Per la Casertana si tratta del terzo stop dopo quelli del 1993 e del 2005. Il verdetto negativo della Covisoc sui conti della società rossoblu è stato confermato dal Collegio di Garanzia Coni e la successiva richiesta di sospensiva d’urgenza depositata presso il Tar del Lazio è stata rigettata. Dal canto suo la Sambenedettese è al quinto fallimento (ma uno di questi, nel 2006, non comportò il declassamento) e deve ripartire dai dilettanti. L’ultimo schianto è giunto sotto la proprietà di Domenico Serafino, musicista calabrese che ha radicato le proprie attività economiche e artistiche in Argentina. Proprietario anche del Bangor City, squadra che milita nella Serie B gallese (livello tecnico equiparabile a quello di un campionato Uisp), Serafino ha riempito la gloriosa Samb di argentini e ha fatto valere anche nel calcio le relazioni col paese d’adozione. Una partnership con l’Estudiantes de La Plata è stata conclusa tra dicembre e gennaio scorsi, successivamente propagandata dalla Lega Pro come un segno di internazionalizzazione. In quei giorni la Samb affondava già nei debiti ma per il presidente della Lega, Francesco Ghirelli, contava di vendersi un presunto successo.

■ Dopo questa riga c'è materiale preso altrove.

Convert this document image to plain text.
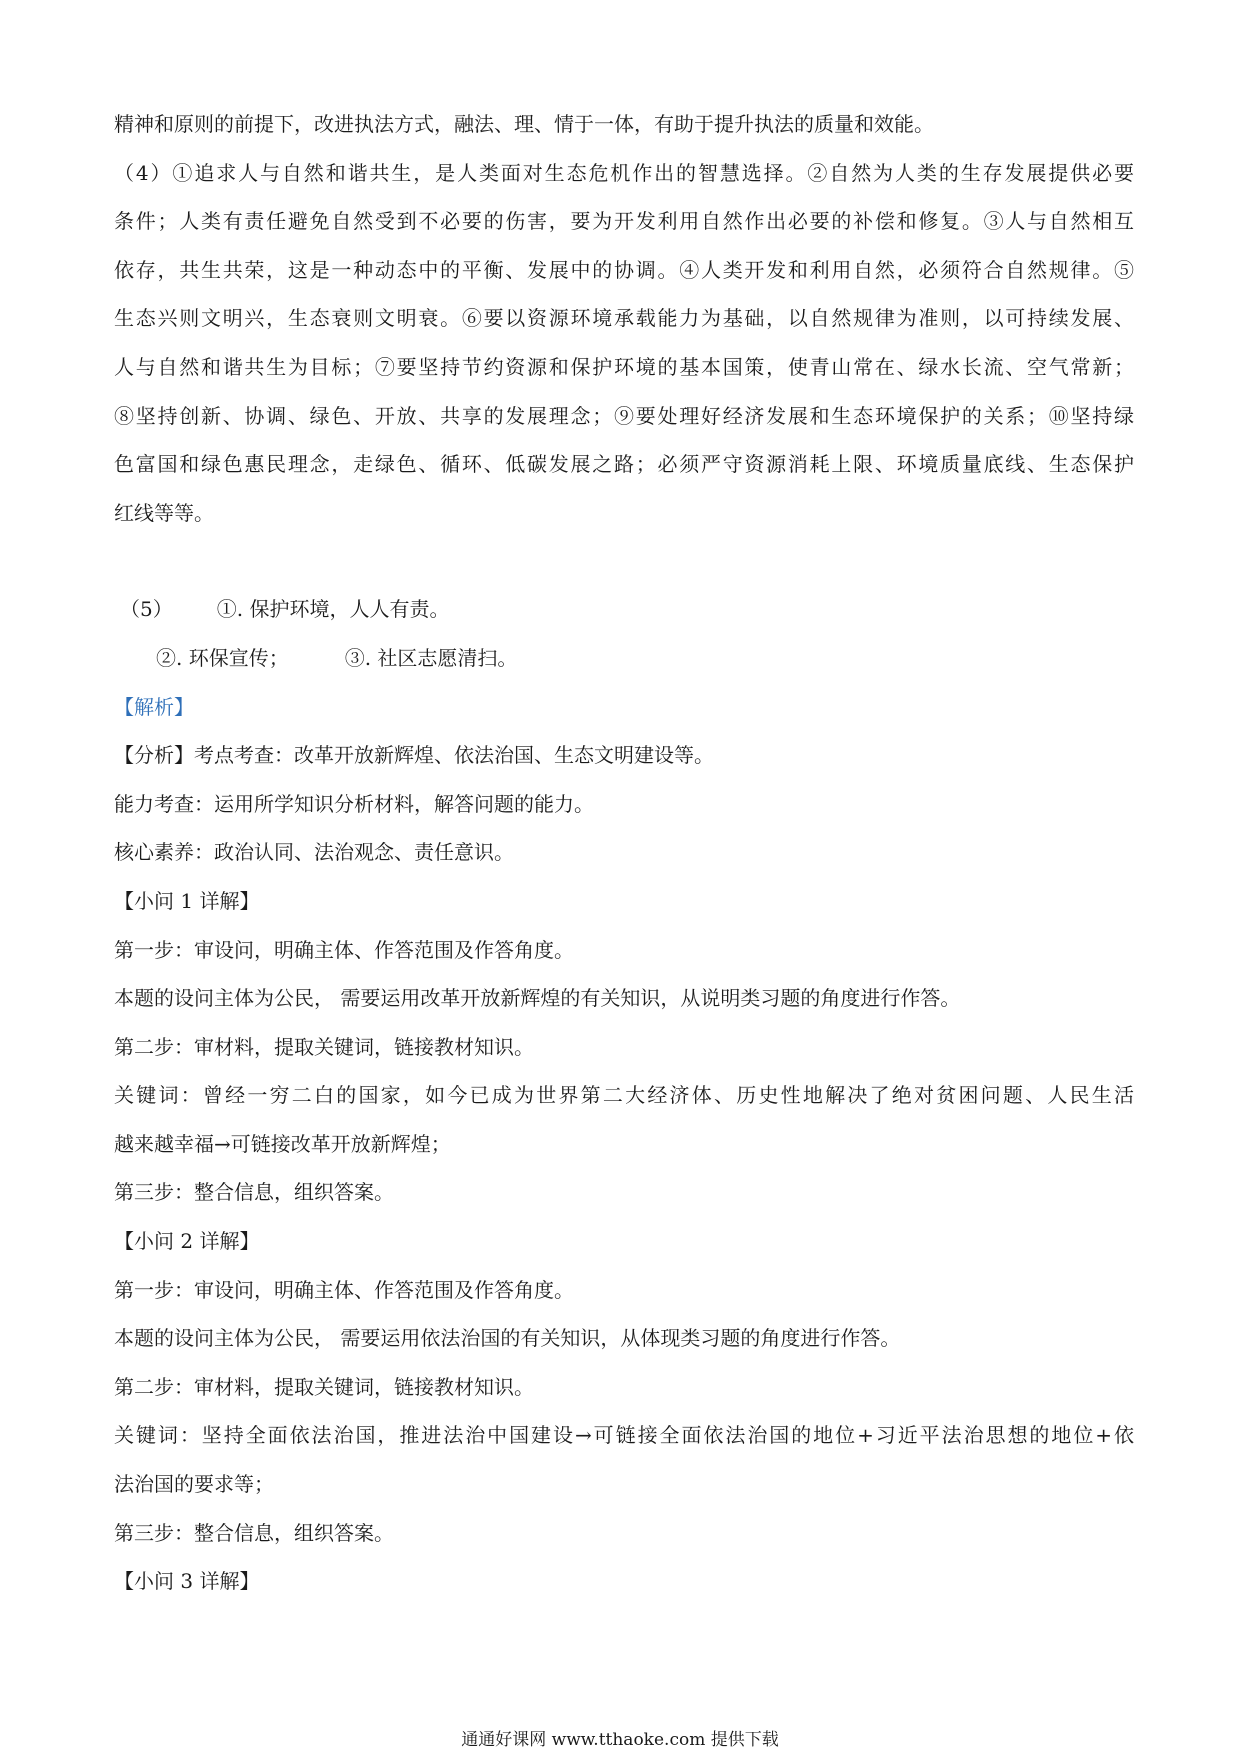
精神和原则的前提下，改进执法方式，融法、理、情于一体，有助于提升执法的质量和效能。
（4）①追求人与自然和谐共生，是人类面对生态危机作出的智慧选择。②自然为人类的生存发展提供必要
条件；人类有责任避免自然受到不必要的伤害，要为开发利用自然作出必要的补偿和修复。③人与自然相互
依存，共生共荣，这是一种动态中的平衡、发展中的协调。④人类开发和利用自然，必须符合自然规律。⑤
生态兴则文明兴，生态衰则文明衰。⑥要以资源环境承载能力为基础，以自然规律为准则，以可持续发展、
人与自然和谐共生为目标；⑦要坚持节约资源和保护环境的基本国策，使青山常在、绿水长流、空气常新；
⑧坚持创新、协调、绿色、开放、共享的发展理念；⑨要处理好经济发展和生态环境保护的关系；⑩坚持绿
色富国和绿色惠民理念，走绿色、循环、低碳发展之路；必须严守资源消耗上限、环境质量底线、生态保护
红线等等。
（5） ①. 保护环境，人人有责。
②. 环保宣传；	③. 社区志愿清扫。
【解析】
【分析】考点考查：改革开放新辉煌、依法治国、生态文明建设等。
能力考查：运用所学知识分析材料，解答问题的能力。
核心素养：政治认同、法治观念、责任意识。
【小问 1 详解】
第一步：审设问，明确主体、作答范围及作答角度。
本题的设问主体为公民， 需要运用改革开放新辉煌的有关知识，从说明类习题的角度进行作答。
第二步：审材料，提取关键词，链接教材知识。
关键词：曾经一穷二白的国家，如今已成为世界第二大经济体、历史性地解决了绝对贫困问题、人民生活
越来越幸福→可链接改革开放新辉煌；
第三步：整合信息，组织答案。
【小问 2 详解】
第一步：审设问，明确主体、作答范围及作答角度。
本题的设问主体为公民， 需要运用依法治国的有关知识，从体现类习题的角度进行作答。
第二步：审材料，提取关键词，链接教材知识。
关键词：坚持全面依法治国，推进法治中国建设→可链接全面依法治国的地位+习近平法治思想的地位+依
法治国的要求等；
第三步：整合信息，组织答案。
【小问 3 详解】
通通好课网 www.tthaoke.com 提供下载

In Serie A negli anni Dieci

Più clamore di tutte destano le esclusioni di Novara e Carpi, due società che negli anni Dieci si sono affacciate in Serie A per un campionato a testa: il Novara nel 2011-12 e il Carpi nel 2015-16.

Con riferimento alla società emiliana rimane nella storia la telefonata in cui il presidente della Lazio, Claudio Lotito, descriveva come un’ipotesi negativa il suo arrivo in Serie A perché il campionato avrebbe perso appeal internazionale. Di sicuro c’è che tanto il Carpi quanto il Novara, alla lunga, hanno pagato l’incapacità di ridimensionarsi dopo avere toccato il livello massimo del calcio nazionale. Soprattutto fa sensazione che il Novara, in questi anni, abbia pagato agli agenti cifre esorbitanti in commissioni e intermediazioni. I dati pubblicati ogni anno dalla Figc riferiscono che nei tre anni solari fra il 2018 e il 2020 la società piemontese ha speso 1.143.774,12 euro. Cifre assolutamente fuori scala per la Lega Pro. Correvano verso il dissesto ma i soldi per gli intermediari li trovavano.